The Coots Repertory Company is gearing up for the 10-minute Play Festival in two weeks. It’s great to be back in rehearsal again. I learned so much about playwriting from rehearsing my first play. This time around I was ready for the lessons. For example, after two weeks of rehearsing my new play, “Eddie’s Ark,” I finally listened to that little voice over my shoulder about a line that just wasn’t working.

“Stop!” I said. “I hate that line.” So I fixed it and we picked up where we had left off.

That was just one of about a dozen changes I have made since we started. Sometimes, you have to hear the character say the line, before you know for sure whether it’s going to work. Imagine a musical composer writing a solo for bassoon that is impossible for even the finest bassoonist to play. Once he hears the orchestra play his piece for the first time and hears the musician having trouble with his part, he knows he either has to rewrite it or give it to another instrument.

There are a lot of parallels between rehearsing a play and rehearsing a musical work. There will be times in Community Band when we will be struggling with a new piece that I think, we should give up on this one right now. But, we will continue to work at it and, after a few weeks, it starts to sound like something, and by concert time we’ve got it down pretty good. Sometimes at the beginning of rehearsal, I wonder if my guys are ever going to get their lines. There will be periods of rapid improvement and then we will hit a plateau. This time around, I have the confidence of knowing that we will get it right in the end.

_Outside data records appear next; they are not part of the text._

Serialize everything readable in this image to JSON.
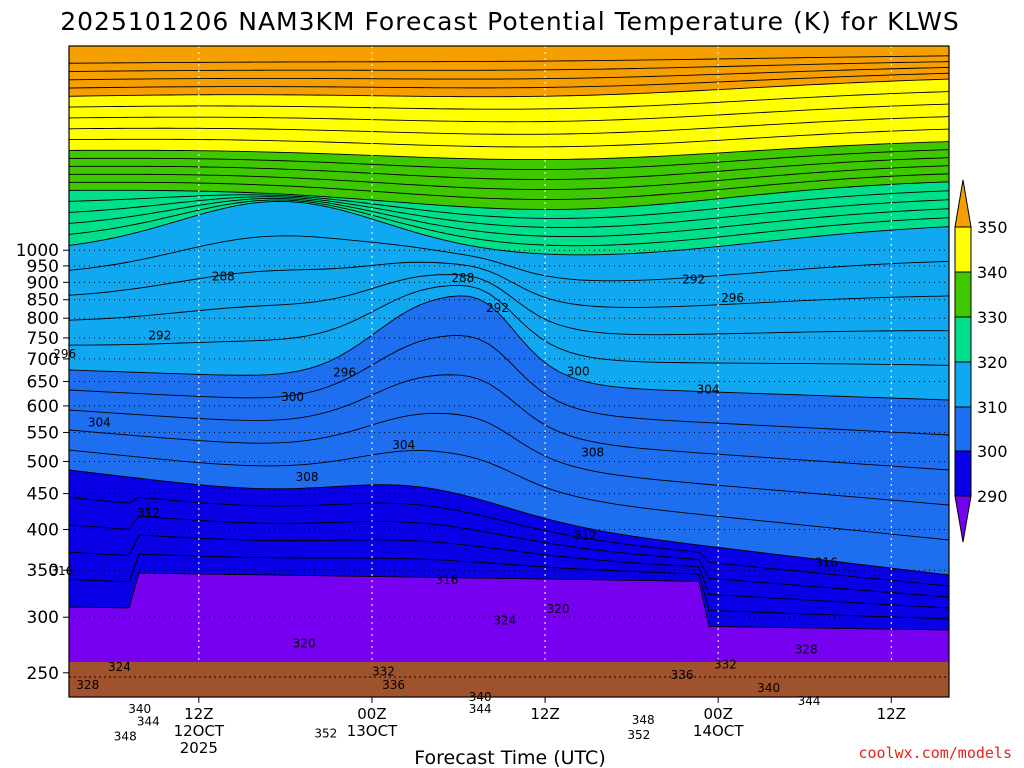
{
  "chart_data": {
    "type": "heatmap",
    "title": "2025101206 NAM3KM Forecast Potential Temperature (K) for KLWS",
    "xlabel": "Forecast Time (UTC)",
    "ylabel": "",
    "credit": "coolwx.com/models",
    "y_ticks": [
      "250",
      "300",
      "350",
      "400",
      "450",
      "500",
      "550",
      "600",
      "650",
      "700",
      "750",
      "800",
      "850",
      "900",
      "950",
      "1000"
    ],
    "x_ticks": [
      {
        "line1": "12Z",
        "line2": "12OCT",
        "line3": "2025"
      },
      {
        "line1": "00Z",
        "line2": "13OCT",
        "line3": ""
      },
      {
        "line1": "12Z",
        "line2": "",
        "line3": ""
      },
      {
        "line1": "00Z",
        "line2": "14OCT",
        "line3": ""
      },
      {
        "line1": "12Z",
        "line2": "",
        "line3": ""
      }
    ],
    "colorbar": {
      "ticks": [
        "350",
        "340",
        "330",
        "320",
        "310",
        "300",
        "290"
      ],
      "colors": [
        "#f5a000",
        "#ffff00",
        "#3ec800",
        "#00e08c",
        "#10a8f0",
        "#1e6ef0",
        "#0a00e6",
        "#7800f0"
      ]
    },
    "ground_color": "#a0522d",
    "contour_labels": [
      {
        "text": "348",
        "x": 6.9,
        "p": 203
      },
      {
        "text": "344",
        "x": 8.5,
        "p": 213
      },
      {
        "text": "340",
        "x": 7.9,
        "p": 222
      },
      {
        "text": "352",
        "x": 20.8,
        "p": 205
      },
      {
        "text": "352",
        "x": 42.5,
        "p": 204
      },
      {
        "text": "348",
        "x": 42.8,
        "p": 214
      },
      {
        "text": "344",
        "x": 31.5,
        "p": 222
      },
      {
        "text": "340",
        "x": 31.5,
        "p": 231
      },
      {
        "text": "344",
        "x": 54.3,
        "p": 228
      },
      {
        "text": "340",
        "x": 51.5,
        "p": 238
      },
      {
        "text": "328",
        "x": 4.3,
        "p": 240
      },
      {
        "text": "336",
        "x": 25.5,
        "p": 240
      },
      {
        "text": "332",
        "x": 24.8,
        "p": 251
      },
      {
        "text": "324",
        "x": 6.5,
        "p": 255
      },
      {
        "text": "336",
        "x": 45.5,
        "p": 248
      },
      {
        "text": "332",
        "x": 48.5,
        "p": 257
      },
      {
        "text": "328",
        "x": 54.1,
        "p": 270
      },
      {
        "text": "320",
        "x": 19.3,
        "p": 275
      },
      {
        "text": "324",
        "x": 33.2,
        "p": 297
      },
      {
        "text": "320",
        "x": 36.9,
        "p": 308
      },
      {
        "text": "316",
        "x": 29.2,
        "p": 339
      },
      {
        "text": "316",
        "x": 2.5,
        "p": 349
      },
      {
        "text": "316",
        "x": 55.5,
        "p": 359
      },
      {
        "text": "312",
        "x": 38.8,
        "p": 392
      },
      {
        "text": "312",
        "x": 8.5,
        "p": 422
      },
      {
        "text": "308",
        "x": 19.5,
        "p": 475
      },
      {
        "text": "308",
        "x": 39.3,
        "p": 515
      },
      {
        "text": "304",
        "x": 26.2,
        "p": 528
      },
      {
        "text": "304",
        "x": 5.1,
        "p": 568
      },
      {
        "text": "300",
        "x": 18.5,
        "p": 618
      },
      {
        "text": "304",
        "x": 47.3,
        "p": 633
      },
      {
        "text": "296",
        "x": 22.1,
        "p": 670
      },
      {
        "text": "300",
        "x": 38.3,
        "p": 672
      },
      {
        "text": "296",
        "x": 2.7,
        "p": 711
      },
      {
        "text": "292",
        "x": 9.3,
        "p": 756
      },
      {
        "text": "292",
        "x": 32.7,
        "p": 827
      },
      {
        "text": "296",
        "x": 49.0,
        "p": 855
      },
      {
        "text": "292",
        "x": 46.3,
        "p": 908
      },
      {
        "text": "288",
        "x": 13.7,
        "p": 918
      },
      {
        "text": "288",
        "x": 30.3,
        "p": 913
      }
    ]
  }
}
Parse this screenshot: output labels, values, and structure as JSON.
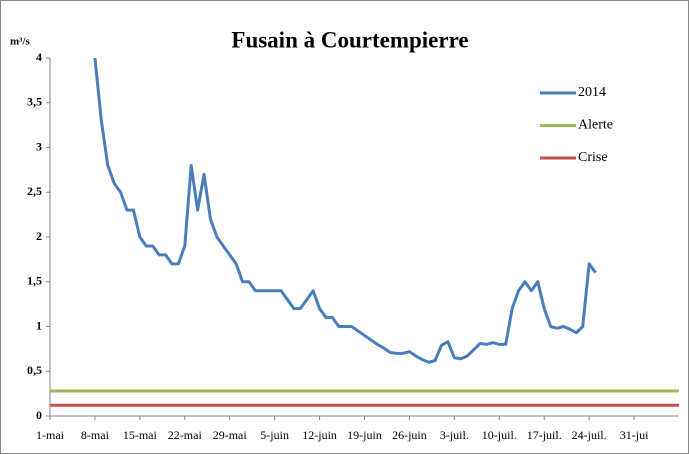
{
  "chart_data": {
    "type": "line",
    "title": "Fusain à Courtempierre",
    "y_label": "m³/s",
    "x": [
      "8-mai",
      "9-mai",
      "10-mai",
      "11-mai",
      "12-mai",
      "13-mai",
      "14-mai",
      "15-mai",
      "16-mai",
      "17-mai",
      "18-mai",
      "19-mai",
      "20-mai",
      "21-mai",
      "22-mai",
      "23-mai",
      "24-mai",
      "25-mai",
      "26-mai",
      "27-mai",
      "28-mai",
      "29-mai",
      "30-mai",
      "31-mai",
      "1-juin",
      "2-juin",
      "3-juin",
      "4-juin",
      "5-juin",
      "6-juin",
      "7-juin",
      "8-juin",
      "9-juin",
      "10-juin",
      "11-juin",
      "12-juin",
      "13-juin",
      "14-juin",
      "15-juin",
      "16-juin",
      "17-juin",
      "18-juin",
      "19-juin",
      "20-juin",
      "21-juin",
      "22-juin",
      "23-juin",
      "24-juin",
      "25-juin",
      "26-juin",
      "27-juin",
      "28-juin",
      "29-juin",
      "30-juin",
      "1-juil.",
      "2-juil.",
      "3-juil.",
      "4-juil.",
      "5-juil.",
      "6-juil.",
      "7-juil.",
      "8-juil.",
      "9-juil.",
      "10-juil.",
      "11-juil.",
      "12-juil.",
      "13-juil.",
      "14-juil.",
      "15-juil.",
      "16-juil.",
      "17-juil.",
      "18-juil.",
      "19-juil.",
      "20-juil.",
      "21-juil.",
      "22-juil.",
      "23-juil.",
      "24-juil.",
      "25-juil."
    ],
    "series": [
      {
        "name": "2014",
        "color": "#4a7ebb",
        "values": [
          4.0,
          3.3,
          2.8,
          2.6,
          2.5,
          2.3,
          2.3,
          2.0,
          1.9,
          1.9,
          1.8,
          1.8,
          1.7,
          1.7,
          1.9,
          2.8,
          2.3,
          2.7,
          2.2,
          2.0,
          1.9,
          1.8,
          1.7,
          1.5,
          1.5,
          1.4,
          1.4,
          1.4,
          1.4,
          1.4,
          1.3,
          1.2,
          1.2,
          1.3,
          1.4,
          1.2,
          1.1,
          1.1,
          1.0,
          1.0,
          1.0,
          0.95,
          0.9,
          0.85,
          0.8,
          0.76,
          0.71,
          0.7,
          0.7,
          0.72,
          0.67,
          0.63,
          0.6,
          0.62,
          0.79,
          0.83,
          0.65,
          0.64,
          0.67,
          0.74,
          0.81,
          0.8,
          0.82,
          0.8,
          0.8,
          1.2,
          1.4,
          1.5,
          1.4,
          1.5,
          1.2,
          1.0,
          0.98,
          1.0,
          0.97,
          0.93,
          1.0,
          1.7,
          1.6
        ]
      },
      {
        "name": "Alerte",
        "color": "#9bbb59",
        "constant": 0.28
      },
      {
        "name": "Crise",
        "color": "#c0504d",
        "constant": 0.12
      }
    ],
    "xlim": [
      "1-mai",
      "7-août"
    ],
    "xticks": [
      "1-mai",
      "8-mai",
      "15-mai",
      "22-mai",
      "29-mai",
      "5-juin",
      "12-juin",
      "19-juin",
      "26-juin",
      "3-juil.",
      "10-juil.",
      "17-juil.",
      "24-juil.",
      {
        "value": "31-juil.",
        "label": "31-jui"
      }
    ],
    "ylim": [
      0,
      4
    ],
    "yticks": [
      0,
      {
        "value": 0.5,
        "label": "0,5"
      },
      1,
      {
        "value": 1.5,
        "label": "1,5"
      },
      2,
      {
        "value": 2.5,
        "label": "2,5"
      },
      3,
      {
        "value": 3.5,
        "label": "3,5"
      },
      4
    ],
    "grid": false,
    "legend": "right"
  }
}
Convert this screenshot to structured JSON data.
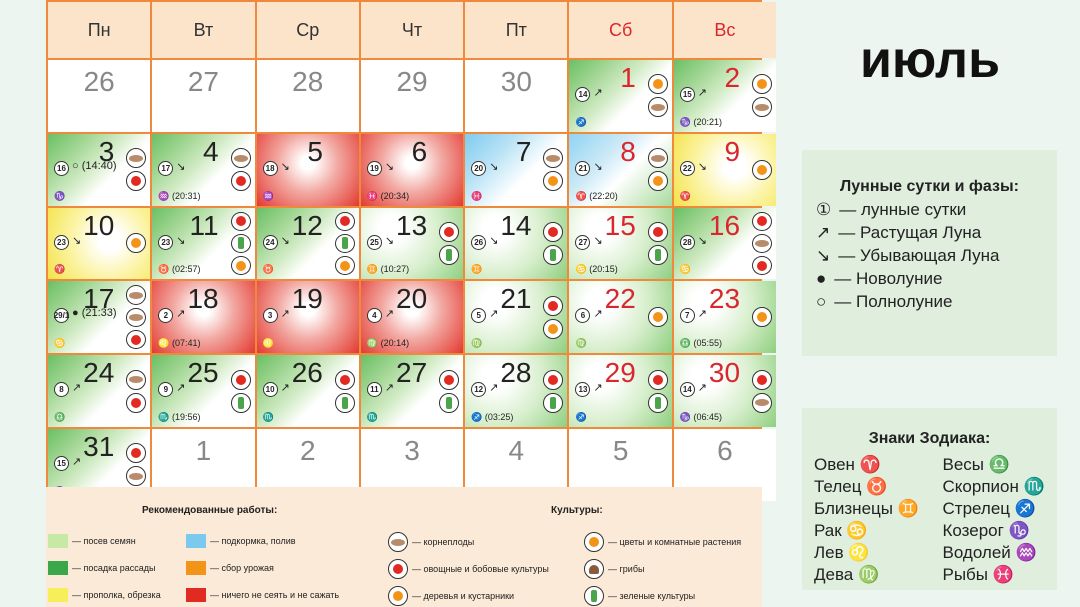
{
  "header": [
    "Пн",
    "Вт",
    "Ср",
    "Чт",
    "Пт",
    "Сб",
    "Вс"
  ],
  "month_title": "июль",
  "cells": [
    {
      "day": "26",
      "plain": true
    },
    {
      "day": "27",
      "plain": true
    },
    {
      "day": "28",
      "plain": true
    },
    {
      "day": "29",
      "plain": true
    },
    {
      "day": "30",
      "plain": true
    },
    {
      "day": "1",
      "we": true,
      "bg": "g-ltr",
      "lday": "14",
      "phase": "↗",
      "sign": "♐",
      "icons": [
        "flower",
        "root"
      ]
    },
    {
      "day": "2",
      "we": true,
      "bg": "g-ltr",
      "lday": "15",
      "phase": "↗",
      "sign": "♑ (20:21)",
      "icons": [
        "flower",
        "root"
      ]
    },
    {
      "day": "3",
      "bg": "g-ltr",
      "lday": "16",
      "phase": "○ (14:40)",
      "sign": "♑",
      "icons": [
        "root",
        "tomato"
      ]
    },
    {
      "day": "4",
      "bg": "g-ltr",
      "lday": "17",
      "phase": "↘",
      "sign": "♒ (20:31)",
      "icons": [
        "root",
        "tomato"
      ]
    },
    {
      "day": "5",
      "bg": "g-red",
      "lday": "18",
      "phase": "↘",
      "sign": "♒",
      "icons": []
    },
    {
      "day": "6",
      "bg": "g-red",
      "lday": "19",
      "phase": "↘",
      "sign": "♓ (20:34)",
      "icons": []
    },
    {
      "day": "7",
      "bg": "g-blue",
      "lday": "20",
      "phase": "↘",
      "sign": "♓",
      "icons": [
        "root",
        "flower"
      ]
    },
    {
      "day": "8",
      "we": true,
      "bg": "g-blue2",
      "lday": "21",
      "phase": "↘",
      "sign": "♈ (22:20)",
      "icons": [
        "root",
        "flower"
      ]
    },
    {
      "day": "9",
      "we": true,
      "bg": "g-yel",
      "lday": "22",
      "phase": "↘",
      "sign": "♈",
      "icons": [
        "flower"
      ]
    },
    {
      "day": "10",
      "bg": "g-yel",
      "lday": "23",
      "phase": "↘",
      "sign": "♈",
      "icons": [
        "flower"
      ]
    },
    {
      "day": "11",
      "bg": "g-ltr",
      "lday": "23",
      "phase": "↘",
      "sign": "♉ (02:57)",
      "icons": [
        "tomato",
        "greens",
        "flower"
      ]
    },
    {
      "day": "12",
      "bg": "g-ltr",
      "lday": "24",
      "phase": "↘",
      "sign": "♉",
      "icons": [
        "tomato",
        "greens",
        "flower"
      ]
    },
    {
      "day": "13",
      "bg": "g-lg",
      "lday": "25",
      "phase": "↘",
      "sign": "♊ (10:27)",
      "icons": [
        "tomato",
        "greens"
      ]
    },
    {
      "day": "14",
      "bg": "g-lg",
      "lday": "26",
      "phase": "↘",
      "sign": "♊",
      "icons": [
        "tomato",
        "greens"
      ]
    },
    {
      "day": "15",
      "we": true,
      "bg": "g-lg",
      "lday": "27",
      "phase": "↘",
      "sign": "♋ (20:15)",
      "icons": [
        "tomato",
        "greens"
      ]
    },
    {
      "day": "16",
      "we": true,
      "bg": "g-ltr",
      "lday": "28",
      "phase": "↘",
      "sign": "♋",
      "icons": [
        "tomato",
        "root",
        "tomato"
      ]
    },
    {
      "day": "17",
      "bg": "g-ltr",
      "lday": "29/1",
      "phase": "● (21:33)",
      "sign": "♋",
      "icons": [
        "root",
        "root",
        "tomato"
      ]
    },
    {
      "day": "18",
      "bg": "g-red",
      "lday": "2",
      "phase": "↗",
      "sign": "♌ (07:41)",
      "icons": []
    },
    {
      "day": "19",
      "bg": "g-red",
      "lday": "3",
      "phase": "↗",
      "sign": "♌",
      "icons": []
    },
    {
      "day": "20",
      "bg": "g-red",
      "lday": "4",
      "phase": "↗",
      "sign": "♍ (20:14)",
      "icons": []
    },
    {
      "day": "21",
      "bg": "g-lg",
      "lday": "5",
      "phase": "↗",
      "sign": "♍",
      "icons": [
        "tomato",
        "flower"
      ]
    },
    {
      "day": "22",
      "we": true,
      "bg": "g-lg",
      "lday": "6",
      "phase": "↗",
      "sign": "♍",
      "icons": [
        "flower"
      ]
    },
    {
      "day": "23",
      "we": true,
      "bg": "g-lg",
      "lday": "7",
      "phase": "↗",
      "sign": "♎ (05:55)",
      "icons": [
        "flower"
      ]
    },
    {
      "day": "24",
      "bg": "g-ltr",
      "lday": "8",
      "phase": "↗",
      "sign": "♎",
      "icons": [
        "root",
        "tomato"
      ]
    },
    {
      "day": "25",
      "bg": "g-ltr",
      "lday": "9",
      "phase": "↗",
      "sign": "♏ (19:56)",
      "icons": [
        "tomato",
        "greens"
      ]
    },
    {
      "day": "26",
      "bg": "g-ltr",
      "lday": "10",
      "phase": "↗",
      "sign": "♏",
      "icons": [
        "tomato",
        "greens"
      ]
    },
    {
      "day": "27",
      "bg": "g-ltr",
      "lday": "11",
      "phase": "↗",
      "sign": "♏",
      "icons": [
        "tomato",
        "greens"
      ]
    },
    {
      "day": "28",
      "bg": "g-lg",
      "lday": "12",
      "phase": "↗",
      "sign": "♐ (03:25)",
      "icons": [
        "tomato",
        "greens"
      ]
    },
    {
      "day": "29",
      "we": true,
      "bg": "g-lg",
      "lday": "13",
      "phase": "↗",
      "sign": "♐",
      "icons": [
        "tomato",
        "greens"
      ]
    },
    {
      "day": "30",
      "we": true,
      "bg": "g-lg",
      "lday": "14",
      "phase": "↗",
      "sign": "♑ (06:45)",
      "icons": [
        "tomato",
        "root"
      ]
    },
    {
      "day": "31",
      "bg": "g-ltr",
      "lday": "15",
      "phase": "↗",
      "sign": "♑",
      "icons": [
        "tomato",
        "root"
      ]
    },
    {
      "day": "1",
      "plain": true
    },
    {
      "day": "2",
      "plain": true
    },
    {
      "day": "3",
      "plain": true
    },
    {
      "day": "4",
      "plain": true
    },
    {
      "day": "5",
      "plain": true
    },
    {
      "day": "6",
      "plain": true
    }
  ],
  "legend": {
    "works_title": "Рекомендованные работы:",
    "crops_title": "Культуры:",
    "works": [
      {
        "color": "#c8e8a6",
        "text": "— посев семян"
      },
      {
        "color": "#3aa84a",
        "text": "— посадка рассады"
      },
      {
        "color": "#f6ef5a",
        "text": "— прополка, обрезка"
      },
      {
        "color": "#7cc9ef",
        "text": "— подкормка, полив"
      },
      {
        "color": "#f39419",
        "text": "— сбор урожая"
      },
      {
        "color": "#e02a22",
        "text": "— ничего не сеять и не сажать"
      }
    ],
    "crops": [
      {
        "icon": "root",
        "text": "— корнеплоды"
      },
      {
        "icon": "tomato",
        "text": "— овощные и бобовые культуры"
      },
      {
        "icon": "flower",
        "text": "— деревья и кустарники"
      },
      {
        "icon": "flower",
        "text": "— цветы и комнатные растения"
      },
      {
        "icon": "mush",
        "text": "— грибы"
      },
      {
        "icon": "greens",
        "text": "— зеленые культуры"
      }
    ]
  },
  "moon_box": {
    "title": "Лунные сутки и фазы:",
    "rows": [
      {
        "sym": "①",
        "text": "— лунные сутки"
      },
      {
        "sym": "↗",
        "text": "— Растущая Луна"
      },
      {
        "sym": "↘",
        "text": "— Убывающая Луна"
      },
      {
        "sym": "●",
        "text": "— Новолуние"
      },
      {
        "sym": "○",
        "text": "— Полнолуние"
      }
    ]
  },
  "zodiac_box": {
    "title": "Знаки Зодиака:",
    "items": [
      "Овен ♈",
      "Весы ♎",
      "Телец ♉",
      "Скорпион ♏",
      "Близнецы ♊",
      "Стрелец ♐",
      "Рак ♋",
      "Козерог ♑",
      "Лев ♌",
      "Водолей ♒",
      "Дева ♍",
      "Рыбы ♓"
    ]
  }
}
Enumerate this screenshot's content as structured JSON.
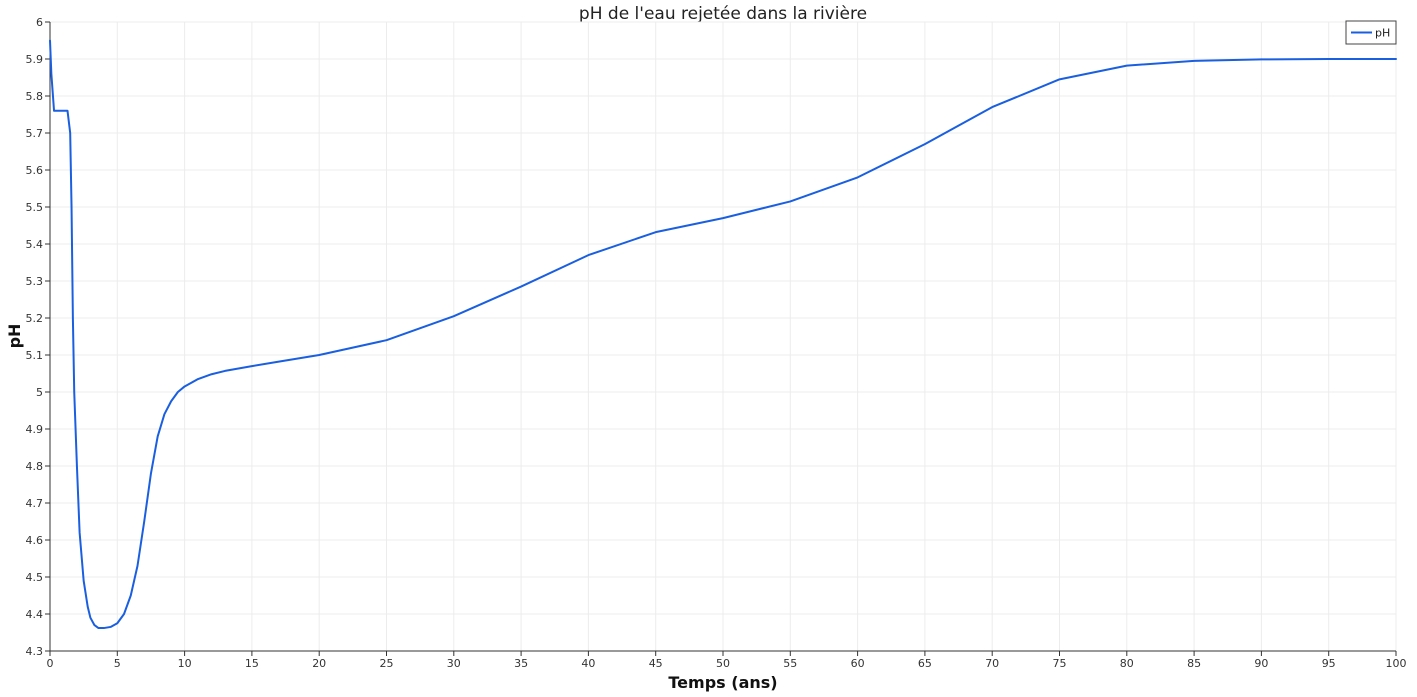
{
  "chart_data": {
    "type": "line",
    "title": "pH de l'eau rejetée dans la rivière",
    "xlabel": "Temps (ans)",
    "ylabel": "pH",
    "xlim": [
      0,
      100
    ],
    "ylim": [
      4.3,
      6
    ],
    "x_ticks": [
      0,
      5,
      10,
      15,
      20,
      25,
      30,
      35,
      40,
      45,
      50,
      55,
      60,
      65,
      70,
      75,
      80,
      85,
      90,
      95,
      100
    ],
    "y_ticks": [
      4.3,
      4.4,
      4.5,
      4.6,
      4.7,
      4.8,
      4.9,
      5,
      5.1,
      5.2,
      5.3,
      5.4,
      5.5,
      5.6,
      5.7,
      5.8,
      5.9,
      6
    ],
    "grid": true,
    "legend": "top-right",
    "series": [
      {
        "name": "pH",
        "color": "#1a5fe0",
        "x": [
          0,
          0.1,
          0.3,
          0.5,
          1.0,
          1.3,
          1.5,
          1.6,
          1.7,
          1.8,
          2.0,
          2.2,
          2.5,
          2.8,
          3.0,
          3.3,
          3.6,
          4.0,
          4.5,
          5.0,
          5.5,
          6.0,
          6.5,
          7.0,
          7.5,
          8.0,
          8.5,
          9.0,
          9.5,
          10,
          11,
          12,
          13,
          15,
          17,
          20,
          25,
          30,
          35,
          40,
          45,
          50,
          55,
          60,
          65,
          70,
          75,
          80,
          85,
          90,
          95,
          100
        ],
        "values": [
          5.95,
          5.86,
          5.76,
          5.76,
          5.76,
          5.76,
          5.7,
          5.5,
          5.2,
          5.0,
          4.8,
          4.62,
          4.49,
          4.42,
          4.39,
          4.37,
          4.362,
          4.362,
          4.365,
          4.375,
          4.4,
          4.45,
          4.53,
          4.65,
          4.78,
          4.88,
          4.94,
          4.975,
          5.0,
          5.015,
          5.035,
          5.048,
          5.057,
          5.07,
          5.082,
          5.1,
          5.14,
          5.205,
          5.285,
          5.37,
          5.432,
          5.47,
          5.515,
          5.58,
          5.67,
          5.77,
          5.845,
          5.882,
          5.895,
          5.899,
          5.9,
          5.9
        ]
      }
    ]
  }
}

We have been running through the play three times a day, three days a week for the past couple weeks. Yesterday, we hit one of those plateaus. That means it’s time to relax a bit and cut back on the rehearsal schedule before we burn ourselves out. So, this week we will work on only two days.

We have a remarkable work ethic for a bunch of old coots. Or maybe we are just having too much fun. We laugh an awful lot.

The Coots Repertory Company consists of actors Ron Siemer, Jerry Buck and Walter Rhodes. The 10-minute Play Festival will take place at the First Presbyterian Church on Thursday, Oct. 27 and be repeated on Friday, Oct. 28, both at 8:00 p.m. There will be a total of six plays, which have been written by five local playwrights: Carol Allin, Anthony Fife, Shirley Mullins, Kay Rimers (2) and me. We are asking for a donation of $5.00 at the door to help establish a fund to restart community theater in Yellow Springs.